The other day I read a Batten mom’s status on Facebook and I
gasped. Why? I was surprised, rather shocked at what she
said. It was brave, it was honest and it
was something I have thought but never said for fear of judgment. (Okay, I said it to one person and I think
they understood what I meant. I
hope).
I quote, “A guilty feeling comes when we look forward to God
calling our daughter home.” I have
thought about Kate’s homecoming and I feel happy for her. I look forward to her going home to
heaven. The minute I think this guilt
pours in like hurricane. My heart
breaks, my fears turn my path dark and I question if my feelings make me
evil. How can I feel happy about her
death?
I know if/when Kate passes away I will feel pain like I have
never felt before. NOTHING in this life
can prepare me for the pain, devastation, emptiness, and sorrow I will
feel. I know I will never get over the
pain of saying good bye to her. I still
pray each day, several times a day that I never know this pain. I pray for a miracle! But when I think about Kate going home,
meeting Jesus, and dancing in the presence of God, I smile. I picture her being healthy, happy, and
enjoying life the way all children should.
I hear her voice and giggles. I
even hear her sassy personality. This
makes me smile. This makes me
happy. This is what allows me to look
forward to life without her. Even now,
as I type that sentence, the guilt over powers me and I have to remind myself
that I am not happy about life without her.
Rather I am happy for the life she will have without us.

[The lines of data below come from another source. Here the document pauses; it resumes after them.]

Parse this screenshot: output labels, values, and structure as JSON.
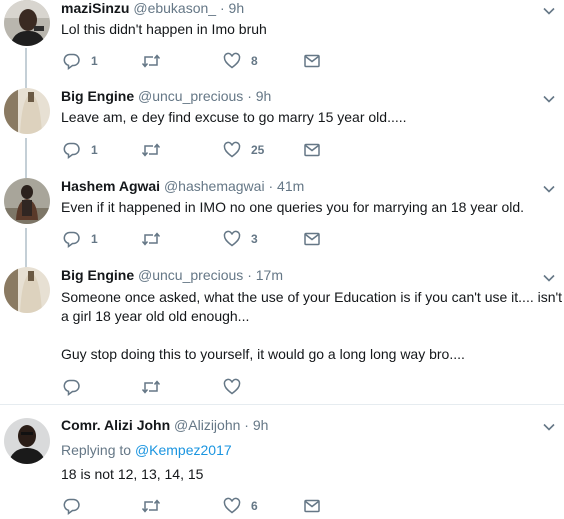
{
  "tweets": [
    {
      "name": "maziSinzu",
      "handle": "@ebukason_",
      "dot": "·",
      "time": "9h",
      "text": "Lol this didn't happen in Imo bruh",
      "reply_count": "1",
      "retweet_count": "",
      "like_count": "8"
    },
    {
      "name": "Big Engine",
      "handle": "@uncu_precious",
      "dot": "·",
      "time": "9h",
      "text": "Leave am, e dey find excuse to go marry 15 year old.....",
      "reply_count": "1",
      "retweet_count": "",
      "like_count": "25"
    },
    {
      "name": "Hashem Agwai",
      "handle": "@hashemagwai",
      "dot": "·",
      "time": "41m",
      "text": "Even if it happened in IMO no one queries you for marrying an 18 year old.",
      "reply_count": "1",
      "retweet_count": "",
      "like_count": "3"
    },
    {
      "name": "Big Engine",
      "handle": "@uncu_precious",
      "dot": "·",
      "time": "17m",
      "text_line1": "Someone once asked, what the use of your Education is if you can't use it.... isn't",
      "text_line2": "a girl 18 year old old enough...",
      "text_line3": "Guy stop doing this to yourself, it would go a long long way bro....",
      "reply_count": "",
      "retweet_count": "",
      "like_count": ""
    },
    {
      "name": "Comr. Alizi John",
      "handle": "@Alizijohn",
      "dot": "·",
      "time": "9h",
      "replying_label": "Replying to",
      "replying_mention": "@Kempez2017",
      "text": "18 is not 12, 13, 14, 15",
      "reply_count": "",
      "retweet_count": "",
      "like_count": "6"
    }
  ],
  "colors": {
    "text": "#14171a",
    "secondary": "#657786",
    "link": "#1b95e0",
    "separator": "#e6ecf0",
    "thread_line": "#c4cfd6"
  },
  "icons": {
    "reply": "reply-icon",
    "retweet": "retweet-icon",
    "like": "heart-icon",
    "dm": "envelope-icon",
    "menu": "chevron-down-icon"
  }
}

My goal in life is to make it home to heaven. I have said it hundreds of times – “take me,
am ready.” This earth is temporary. The things on this earth are temporary. I want to see my permanent home and be in the
most glorious, peaceful, and holy place.
Even more than that, I want to
meet my savior face-to-face and be in His presence. If this is the goal I have for myself and I
look forward to it, why wouldn't I want this for my family and friends and look
forward to it for them as well?
I cherish each day with Lauren, Kate and Brock. I am thankful for each day we wake up together
and enjoy the mundane things of life, along with the exciting things. I don’t take one day for granted! And I look forward to all of us finding our
way home to heaven. Going forward I will
look forward to it without guilt. Rather I will feel peace over the idea of us being a family in Heaven.